Pathophysiology and Treatment Strategies of Acute Myopathy and Muscle Wasting after Sepsis.

作者信息

Mankowski Robert T, Laitano Orlando, Clanton Thomas L, Brakenridge Scott C

机构信息

Department of Aging and Geriatric Research, University of Florida, Gainesville, FL 32603, USA.

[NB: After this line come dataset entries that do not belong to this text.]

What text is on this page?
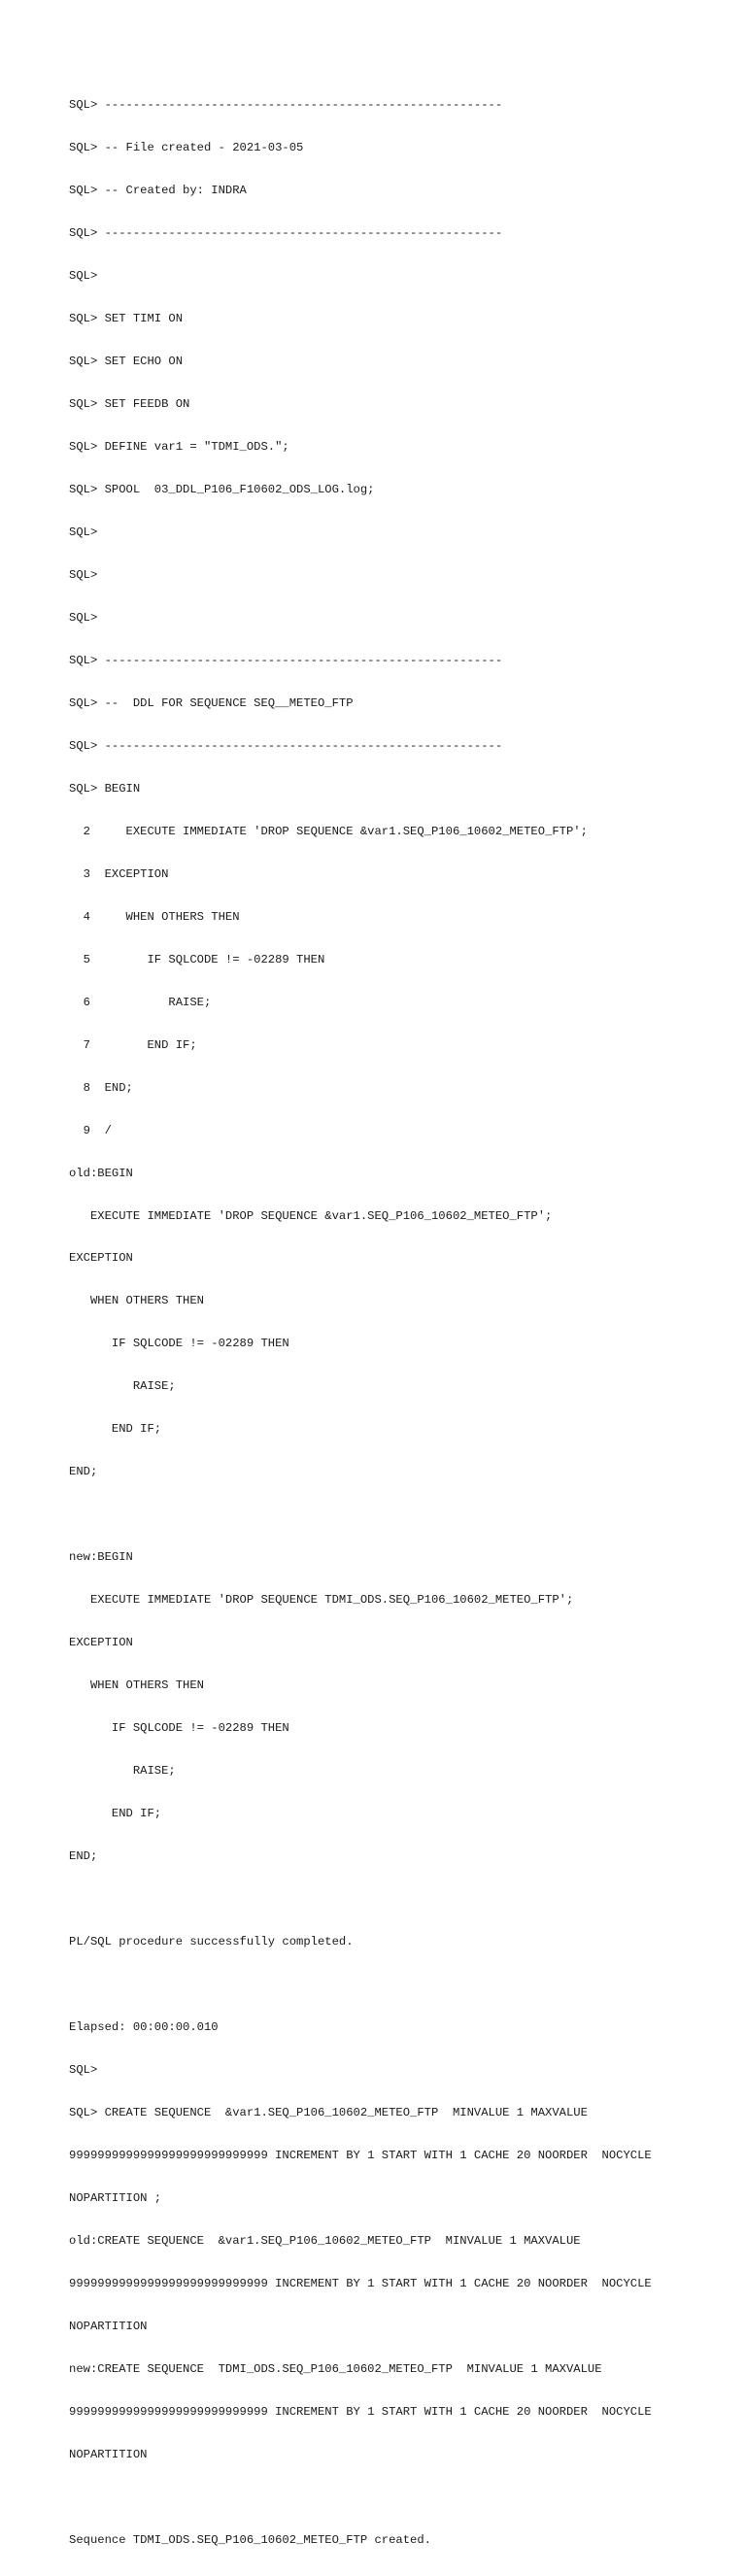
SQL> --------------------------------------------------------

SQL> -- File created - 2021-03-05

SQL> -- Created by: INDRA

SQL> --------------------------------------------------------

SQL>

SQL> SET TIMI ON

SQL> SET ECHO ON

SQL> SET FEEDB ON

SQL> DEFINE var1 = "TDMI_ODS.";

SQL> SPOOL  03_DDL_P106_F10602_ODS_LOG.log;

SQL>

SQL>

SQL>

SQL> --------------------------------------------------------

SQL> --  DDL FOR SEQUENCE SEQ__METEO_FTP

SQL> --------------------------------------------------------

SQL> BEGIN

2     EXECUTE IMMEDIATE 'DROP SEQUENCE &var1.SEQ_P106_10602_METEO_FTP';

3  EXCEPTION

4     WHEN OTHERS THEN

5        IF SQLCODE != -02289 THEN

6           RAISE;

7        END IF;

8  END;

9  /

old:BEGIN

EXECUTE IMMEDIATE 'DROP SEQUENCE &var1.SEQ_P106_10602_METEO_FTP';

EXCEPTION

WHEN OTHERS THEN

IF SQLCODE != -02289 THEN

RAISE;

END IF;

END;

new:BEGIN

EXECUTE IMMEDIATE 'DROP SEQUENCE TDMI_ODS.SEQ_P106_10602_METEO_FTP';

EXCEPTION

WHEN OTHERS THEN

IF SQLCODE != -02289 THEN

RAISE;

END IF;

END;

PL/SQL procedure successfully completed.

Elapsed: 00:00:00.010

SQL>

SQL> CREATE SEQUENCE  &var1.SEQ_P106_10602_METEO_FTP  MINVALUE 1 MAXVALUE

9999999999999999999999999999 INCREMENT BY 1 START WITH 1 CACHE 20 NOORDER  NOCYCLE

NOPARTITION ;

old:CREATE SEQUENCE  &var1.SEQ_P106_10602_METEO_FTP  MINVALUE 1 MAXVALUE

9999999999999999999999999999 INCREMENT BY 1 START WITH 1 CACHE 20 NOORDER  NOCYCLE

NOPARTITION

new:CREATE SEQUENCE  TDMI_ODS.SEQ_P106_10602_METEO_FTP  MINVALUE 1 MAXVALUE

9999999999999999999999999999 INCREMENT BY 1 START WITH 1 CACHE 20 NOORDER  NOCYCLE

NOPARTITION

Sequence TDMI_ODS.SEQ_P106_10602_METEO_FTP created.
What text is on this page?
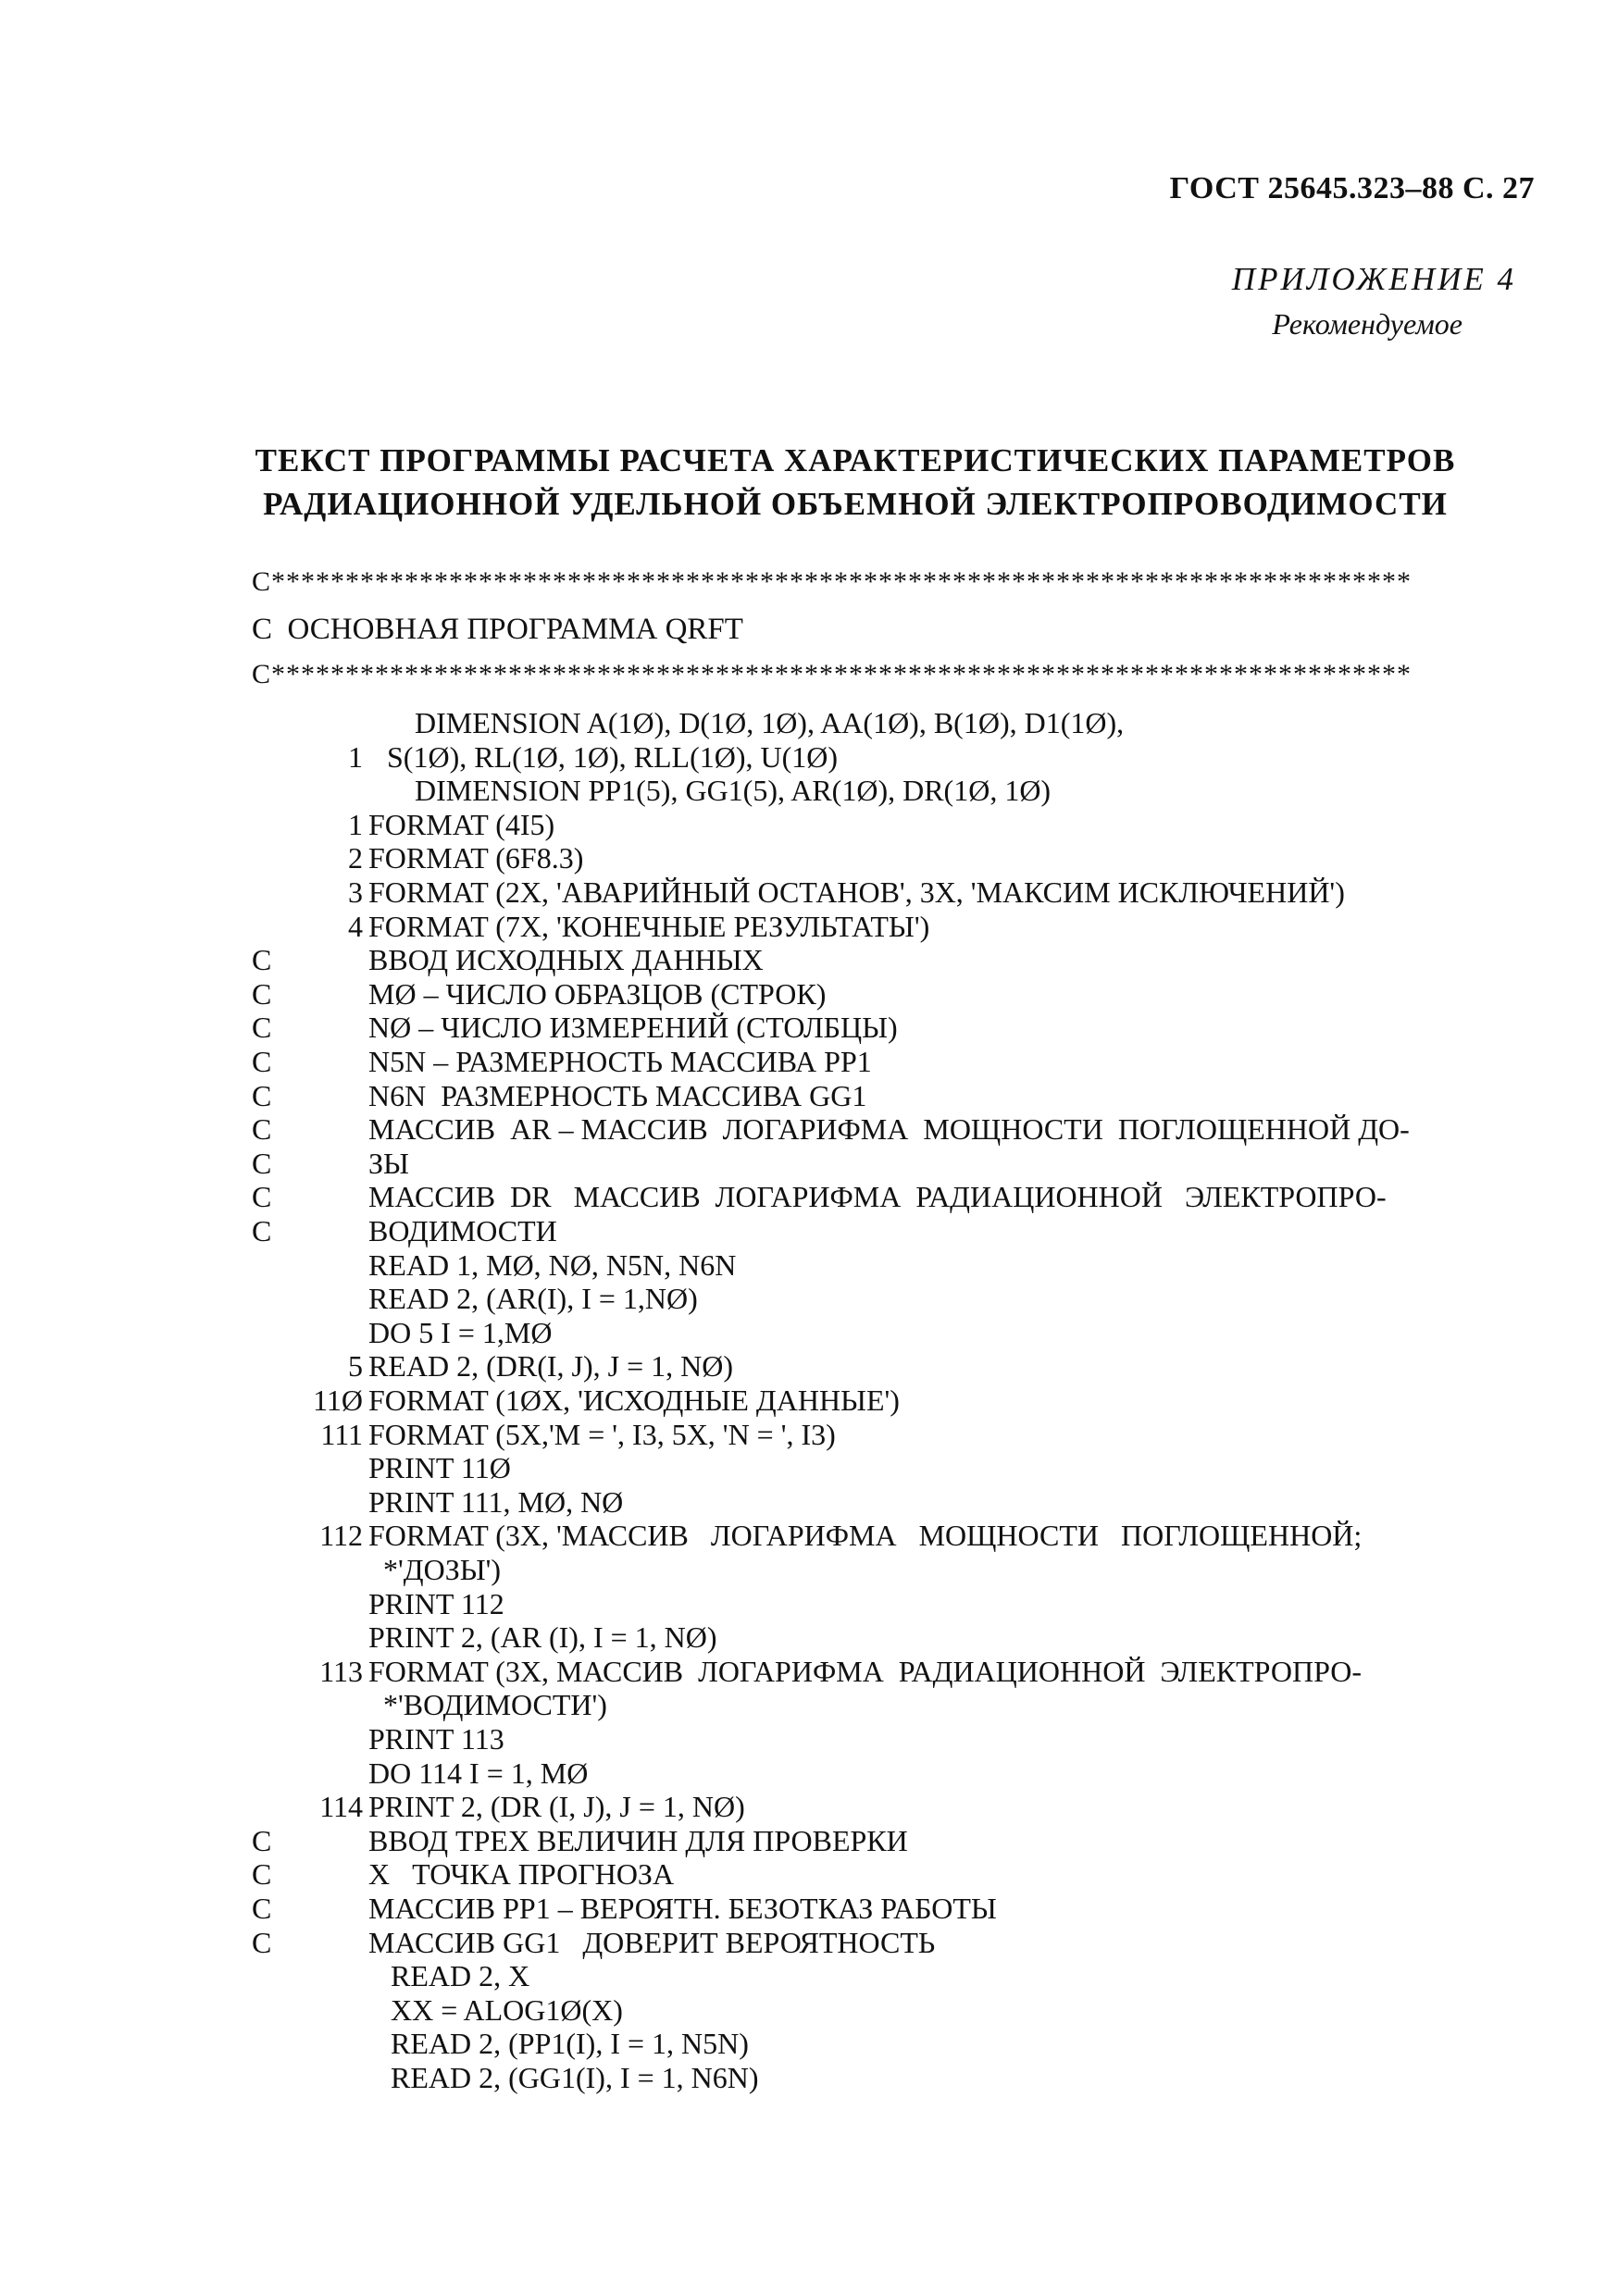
ГОСТ 25645.323–88 С. 27
ПРИЛОЖЕНИЕ 4
Рекомендуемое
ТЕКСТ ПРОГРАММЫ РАСЧЕТА ХАРАКТЕРИСТИЧЕСКИХ ПАРАМЕТРОВ
РАДИАЦИОННОЙ УДЕЛЬНОЙ ОБЪЕМНОЙ ЭЛЕКТРОПРОВОДИМОСТИ
С*****************************************************************************
С  ОСНОВНАЯ ПРОГРАММА QRFT
С*****************************************************************************
DIMENSION A(1Ø), D(1Ø, 1Ø), AA(1Ø), B(1Ø), D1(1Ø),
1 S(1Ø), RL(1Ø, 1Ø), RLL(1Ø), U(1Ø)
DIMENSION PP1(5), GG1(5), AR(1Ø), DR(1Ø, 1Ø)
1 FORMAT (4I5)
2 FORMAT (6F8.3)
3 FORMAT (2X, 'АВАРИЙНЫЙ ОСТАНОВ', 3X, 'МАКСИМ ИСКЛЮЧЕНИЙ')
4 FORMAT (7X, 'КОНЕЧНЫЕ РЕЗУЛЬТАТЫ')
C	ВВОД ИСХОДНЫХ ДАННЫХ
C	MØ – ЧИСЛО ОБРАЗЦОВ (СТРОК)
C	NØ – ЧИСЛО ИЗМЕРЕНИЙ (СТОЛБЦЫ)
C	N5N – РАЗМЕРНОСТЬ МАССИВА PP1
C	N6N  РАЗМЕРНОСТЬ МАССИВА GG1
C	МАССИВ  AR – МАССИВ  ЛОГАРИФМА  МОЩНОСТИ  ПОГЛОЩЕННОЙ ДО-
C	ЗЫ
C	МАССИВ  DR   МАССИВ  ЛОГАРИФМА  РАДИАЦИОННОЙ   ЭЛЕКТРОПРО-
C	ВОДИМОСТИ
READ 1, MØ, NØ, N5N, N6N
READ 2, (AR(I), I = 1,NØ)
DO 5 I = 1,MØ
5 READ 2, (DR(I, J), J = 1, NØ)
11Ø FORMAT (1ØX, 'ИСХОДНЫЕ ДАННЫЕ')
111 FORMAT (5X,'M = ', I3, 5X, 'N = ', I3)
PRINT 11Ø
PRINT 111, MØ, NØ
112 FORMAT (3X, 'МАССИВ   ЛОГАРИФМА   МОЩНОСТИ   ПОГЛОЩЕННОЙ;
*'ДОЗЫ')
PRINT 112
PRINT 2, (AR (I), I = 1, NØ)
113 FORMAT (3X, МАССИВ  ЛОГАРИФМА  РАДИАЦИОННОЙ  ЭЛЕКТРОПРО-
*'ВОДИМОСТИ')
PRINT 113
DO 114 I = 1, MØ
114 PRINT 2, (DR (I, J), J = 1, NØ)
C	ВВОД ТРЕХ ВЕЛИЧИН ДЛЯ ПРОВЕРКИ
C	X   ТОЧКА ПРОГНОЗА
C	МАССИВ PP1 – ВЕРОЯТН. БЕЗОТКАЗ РАБОТЫ
C	МАССИВ GG1   ДОВЕРИТ ВЕРОЯТНОСТЬ
READ 2, X
XX = ALOG1Ø(X)
READ 2, (PP1(I), I = 1, N5N)
READ 2, (GG1(I), I = 1, N6N)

Department of Nutrition and Integrated Physiology, Florida State University, Tallahassee, FL 32306, USA.

出版信息

J Clin Med. 2021 Apr 26;10(9):1874. doi: 10.3390/jcm10091874.

Abstract

Sepsis survivors experience a persistent myopathy characterized by skeletal muscle weakness, atrophy, and an inability to repair/regenerate damaged or dysfunctional myofibers. The origins and mechanisms of this persistent sepsis-induced myopathy are likely complex and multifactorial. Nevertheless, the pathobiology is thought to be triggered by the interaction between circulating pathogens and impaired muscle metabolic status. In addition, while in the hospital, septic patients often experience prolonged periods of physical inactivity due to bed rest, which may exacerbate the myopathy. Physical rehabilitation emerges as a potential tool to prevent the decline in physical function in septic patients. Currently, there is no consensus regarding effective rehabilitation strategies for sepsis-induced myopathy. The optimal timing to initiate the rehabilitation intervention currently lacks consensus as well. In this review, we summarize the evidence on the fundamental pathobiological mechanisms of sepsis-induced myopathy and discuss the recent evidence on in-hospital and post-discharge rehabilitation as well as other potential interventions that may prevent physical disability and death of sepsis survivors.

摘要

脓毒症幸存者会经历一种持续性肌病,其特征为骨骼肌无力、萎缩,以及无法修复/再生受损或功能失调的肌纤维。这种由脓毒症引发的持续性肌病的起源和机制可能很复杂,且涉及多方面因素。然而,其病理生物学被认为是由循环病原体与受损的肌肉代谢状态之间的相互作用所触发的。此外,在住院期间,脓毒症患者常因卧床休息而长时间缺乏身体活动,这可能会加重肌病。身体康复成为预防脓毒症患者身体功能衰退的一种潜在手段。目前,对于脓毒症诱发肌病的有效康复策略尚无共识。启动康复干预的最佳时机目前也缺乏共识。在这篇综述中,我们总结了关于脓毒症诱发肌病基本病理生物学机制的证据,并讨论了近期关于住院期间和出院后康复以及其他可能预防脓毒症幸存者身体残疾和死亡的潜在干预措施的证据。